In contrast, Fish J. did not find the ONRCP provisions to be lacking at all. He found these rules to be placed squarely within the definitions provided in s. 127(1) of the CC, in that they were definitely law, and that they “expressly” provided “a punishment or other mode of proceeding for disobedience of the court order” (para. 18). In distinguishing from the majority’s use of Clement, Fish J. found that rules 60.11 and 60.12 provided “an originating motion, complete with notice requirements, affidavit support, prescribed forms, and powers of the court in disposing of such motions…” (at para. 28).  He deemed this was enough to hold the ONRCP provisions as having crossed the “merely procedural framework” threshold, contrary to the majority’s findings. Additionally, he held that the rules aided in furthering existing common law by engaging with it, and providing guidelines for its development. Hence, Fish J. found that the ONRCP provisions would have triggered the exception to criminal liability under s. 127(1) of the CC, and Gibbons would not have needed to be charged with a criminal offence.
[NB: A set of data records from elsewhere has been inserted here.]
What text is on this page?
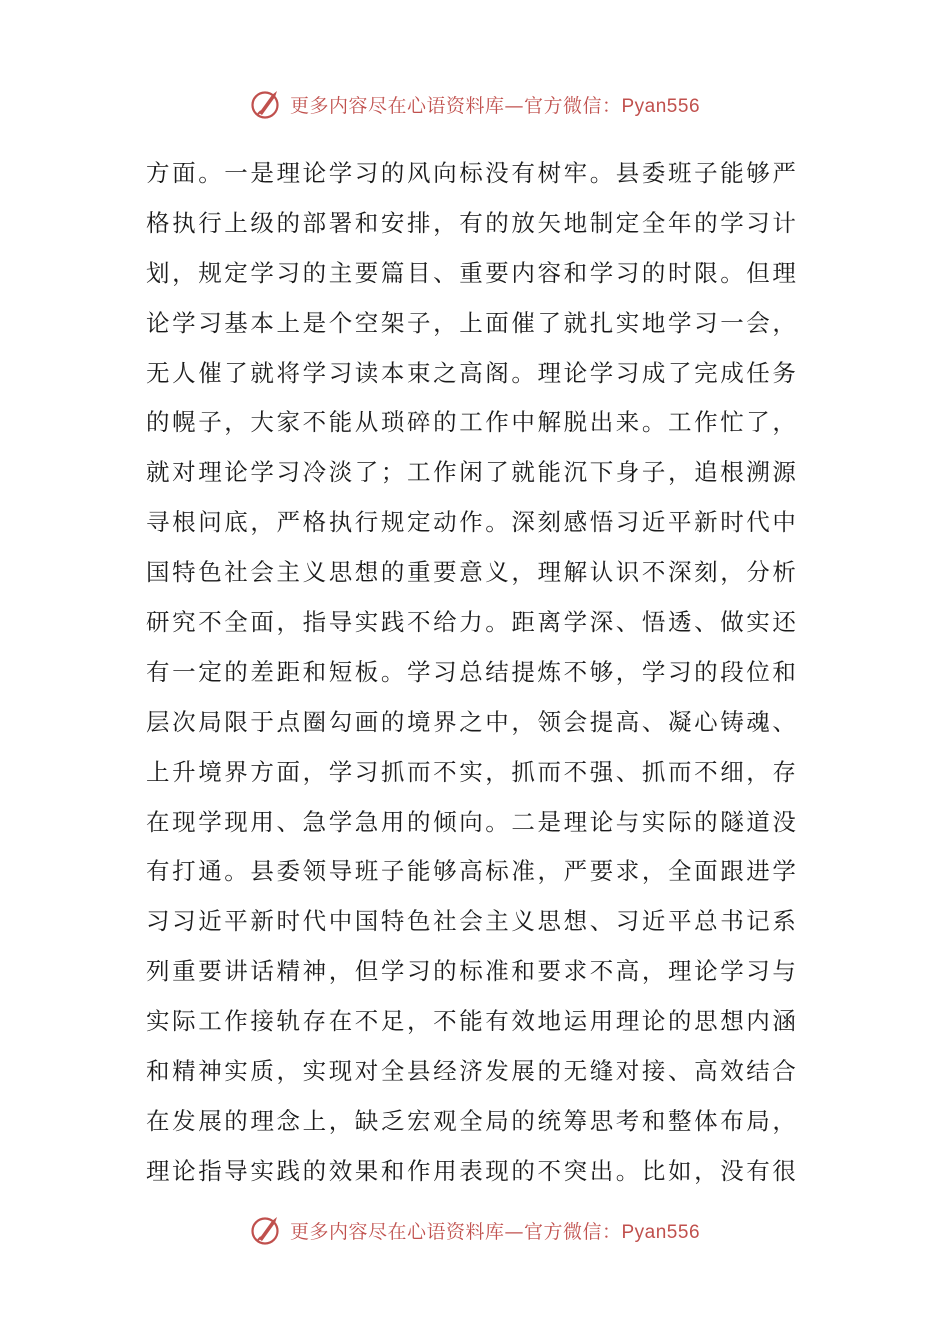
更多内容尽在心语资料库—官方微信：Pyan556
方面。一是理论学习的风向标没有树牢。县委班子能够严
格执行上级的部署和安排，有的放矢地制定全年的学习计
划，规定学习的主要篇目、重要内容和学习的时限。但理
论学习基本上是个空架子，上面催了就扎实地学习一会，
无人催了就将学习读本束之高阁。理论学习成了完成任务
的幌子，大家不能从琐碎的工作中解脱出来。工作忙了，
就对理论学习冷淡了；工作闲了就能沉下身子，追根溯源
寻根问底，严格执行规定动作。深刻感悟习近平新时代中
国特色社会主义思想的重要意义，理解认识不深刻，分析
研究不全面，指导实践不给力。距离学深、悟透、做实还
有一定的差距和短板。学习总结提炼不够，学习的段位和
层次局限于点圈勾画的境界之中，领会提高、凝心铸魂、
上升境界方面，学习抓而不实，抓而不强、抓而不细，存
在现学现用、急学急用的倾向。二是理论与实际的隧道没
有打通。县委领导班子能够高标准，严要求，全面跟进学
习习近平新时代中国特色社会主义思想、习近平总书记系
列重要讲话精神，但学习的标准和要求不高，理论学习与
实际工作接轨存在不足，不能有效地运用理论的思想内涵
和精神实质，实现对全县经济发展的无缝对接、高效结合
在发展的理念上，缺乏宏观全局的统筹思考和整体布局，
理论指导实践的效果和作用表现的不突出。比如，没有很
更多内容尽在心语资料库—官方微信：Pyan556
It seems as though the SCC has ruled strongly on a matter that has long been a thorn in the side of the judiciary. Gibbons has been unapologetic about her beliefs, and has invoked her s.2 Charter rights of freedom of expression (s. 2(b)) and peaceful assembly (s.2(c)) to carry out her activities. Commentators have deemed the SCC’s judgment as disadvantageous for persons whose views might go against those of the majority, even though the SCC’s ruling was about contempt orders, and not about Gibbons activities per se. What will be interesting to note, however, is if the precedent set by this decision can create a distinction between the quality of contempt of the court, if such a thing can exist.

For instance, supporters of anti-abortion movements consider Gibbons to be a hero, and do not think her actions are worthy of criminal sanctions. In fact, they might argue that the courts are deliberately trying to silence Gibbons by using “contempt of court” as a tool. The SCC seems to have avoided considering why Gibbons was so adamant about ignoring her injunction. Admittedly, this was not the issue that was put forward at this trial, but it also seems as though the SCC might have pointedly avoided addressing or even alluding to it, to avoid stirring up even more controversy around the abortion debates. It will be worth noting how future courts will pit Charter rights against the CC‘s 127(1) in similar matters. After all, one person’s nuisance activist is another’s crusader, and currently, Gibbons has not set any way to distinguish between the two, except perhaps, ironically, through judicial discretion— the very method the SCC sought to avoid through this ruling, by giving the importance it did to the CC’s 127(1) framework.